The ruling by a State Supreme Court appellate panel of four judges rejected several legal arguments made by attorneys for 56-year-old John White. The ruling was posted on a court website late Thursday.
White was convicted of second-degree manslaughter in the August 2006 killing of Daniel Cicciaro Jr. He also was found guilty of a weapons charge.
He was sentenced to 2-to-4 years in prison, much less than the maximum of 15 years. He has been free on bail pending the appeal. One of his attorneys, Fred Brewington, said his client is disappointed by the decision and is weighing other legal options.
It was not immediately clear when White’s bail status would be re-examined, Brewington said.
Cicciaro and some friends had been feuding with White’s teenage son through cell phone messages when several carloads arrived outside the White home near midnight. Prosecutors conceded Cicciaro was intoxicated at the time. The conflict was further fueled by a bogus Internet posting claiming Aaron White wanted to rape a female friend of one of the white teens.

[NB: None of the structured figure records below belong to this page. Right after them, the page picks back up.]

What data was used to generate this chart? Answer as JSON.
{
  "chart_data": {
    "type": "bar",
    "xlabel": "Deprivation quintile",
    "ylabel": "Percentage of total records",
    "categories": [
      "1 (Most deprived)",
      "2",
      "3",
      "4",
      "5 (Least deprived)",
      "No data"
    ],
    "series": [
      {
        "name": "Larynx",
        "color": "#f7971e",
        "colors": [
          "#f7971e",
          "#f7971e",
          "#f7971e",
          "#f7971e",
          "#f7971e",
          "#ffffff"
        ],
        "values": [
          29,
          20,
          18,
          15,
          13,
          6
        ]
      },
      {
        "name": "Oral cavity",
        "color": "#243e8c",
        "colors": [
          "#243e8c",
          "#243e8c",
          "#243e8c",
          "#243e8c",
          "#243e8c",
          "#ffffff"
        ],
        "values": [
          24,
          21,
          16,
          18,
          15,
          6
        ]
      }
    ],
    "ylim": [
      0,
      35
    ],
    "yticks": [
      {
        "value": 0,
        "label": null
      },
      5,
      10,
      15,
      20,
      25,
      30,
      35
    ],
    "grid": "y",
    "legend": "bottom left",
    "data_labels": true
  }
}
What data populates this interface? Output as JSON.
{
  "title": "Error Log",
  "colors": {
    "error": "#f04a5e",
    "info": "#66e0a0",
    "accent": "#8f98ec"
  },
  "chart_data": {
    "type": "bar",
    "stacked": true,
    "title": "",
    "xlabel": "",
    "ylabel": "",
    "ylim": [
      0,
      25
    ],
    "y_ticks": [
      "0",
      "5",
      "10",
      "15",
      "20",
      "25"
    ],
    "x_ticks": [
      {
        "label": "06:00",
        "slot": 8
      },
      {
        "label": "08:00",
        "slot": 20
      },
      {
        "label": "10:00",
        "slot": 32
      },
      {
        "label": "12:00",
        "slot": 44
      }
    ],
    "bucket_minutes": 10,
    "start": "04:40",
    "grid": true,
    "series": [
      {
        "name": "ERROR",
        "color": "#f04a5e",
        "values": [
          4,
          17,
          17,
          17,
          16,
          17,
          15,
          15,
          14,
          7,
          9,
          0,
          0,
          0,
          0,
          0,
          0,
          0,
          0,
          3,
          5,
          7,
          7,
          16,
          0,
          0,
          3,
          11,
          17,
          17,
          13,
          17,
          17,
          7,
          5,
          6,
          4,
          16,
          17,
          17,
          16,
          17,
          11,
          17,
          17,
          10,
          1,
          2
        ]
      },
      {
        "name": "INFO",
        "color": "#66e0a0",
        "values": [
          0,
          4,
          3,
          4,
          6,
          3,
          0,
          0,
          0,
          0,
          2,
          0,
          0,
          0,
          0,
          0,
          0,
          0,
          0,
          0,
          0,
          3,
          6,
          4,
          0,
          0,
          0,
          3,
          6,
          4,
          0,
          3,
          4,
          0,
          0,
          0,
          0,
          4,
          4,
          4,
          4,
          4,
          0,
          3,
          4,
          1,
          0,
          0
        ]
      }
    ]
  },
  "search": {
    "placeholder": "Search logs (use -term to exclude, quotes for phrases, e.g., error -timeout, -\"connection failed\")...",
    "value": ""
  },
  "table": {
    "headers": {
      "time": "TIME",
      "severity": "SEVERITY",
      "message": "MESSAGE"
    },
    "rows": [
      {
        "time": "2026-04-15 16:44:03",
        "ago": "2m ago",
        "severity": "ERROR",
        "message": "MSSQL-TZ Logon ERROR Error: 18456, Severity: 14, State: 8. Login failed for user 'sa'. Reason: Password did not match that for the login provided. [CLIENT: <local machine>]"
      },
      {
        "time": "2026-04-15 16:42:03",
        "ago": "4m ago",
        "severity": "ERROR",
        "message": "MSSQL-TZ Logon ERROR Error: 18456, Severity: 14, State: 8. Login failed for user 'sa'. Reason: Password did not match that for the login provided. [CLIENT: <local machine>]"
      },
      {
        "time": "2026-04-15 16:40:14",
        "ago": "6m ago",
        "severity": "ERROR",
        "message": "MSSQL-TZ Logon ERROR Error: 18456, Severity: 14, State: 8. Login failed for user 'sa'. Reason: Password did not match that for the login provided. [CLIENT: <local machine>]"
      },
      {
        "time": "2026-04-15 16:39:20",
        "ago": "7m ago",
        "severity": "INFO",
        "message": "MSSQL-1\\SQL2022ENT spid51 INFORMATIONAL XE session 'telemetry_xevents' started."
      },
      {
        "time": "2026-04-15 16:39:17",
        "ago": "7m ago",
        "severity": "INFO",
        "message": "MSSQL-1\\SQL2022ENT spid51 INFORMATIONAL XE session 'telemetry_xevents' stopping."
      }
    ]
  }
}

White, who testified in his own defense, said Aaron awakened him around 11 p.m. to say the teens had left a party and were headed to their house in a predominantly white community on eastern Long Island.
The construction worker, who testified that he grew up in Brooklyn hearing stories about how the Ku Klux Klan torched his grandfather’s business in Alabama in the 1920s, said he feared a similar attack was about to happen.
He loaded a pistol and gave his son a shotgun and the two went to the end of their driveway — a distance the court noted was 81 feet from their front door. Cicciaro was just 3 inches from the pistol when he was shot in the face, a medical examiner testified.
White claimed the handgun accidentally discharged.
“Cosidering all of these circumstances, there is thus ample support for the jury’s conclusion that a reasonable person in the defendant’s position, and with his background and experiences, would not have believed that the use of deadly physical force was necessary to prevent the teenagers from unlawfully entering or attempting to enter his home to commit a crime, and that the shooting was thus not justified,” the appeals court ruled.
White’s legal team also had argued the jury may have been coerced into a verdict because while it was deliberating on a Saturday night, Suffolk County Court Judge Barbara Kahn had asked if any of them had a religious obligation the following day.
But the appeals panel said, “The mere fact that the trial court’s offer to accommodate religious obligations suggested that deliberations would continue the next day was not coercive and did not constitute error.”
Suffolk County District Attorney Thomas Spota said in a statement that he is “pleased that the court agreed with the prosecution that the defendant’s actions were not justified under our law and that this tragedy could have been avoided had Mr. White stayed inside his home and called 911.”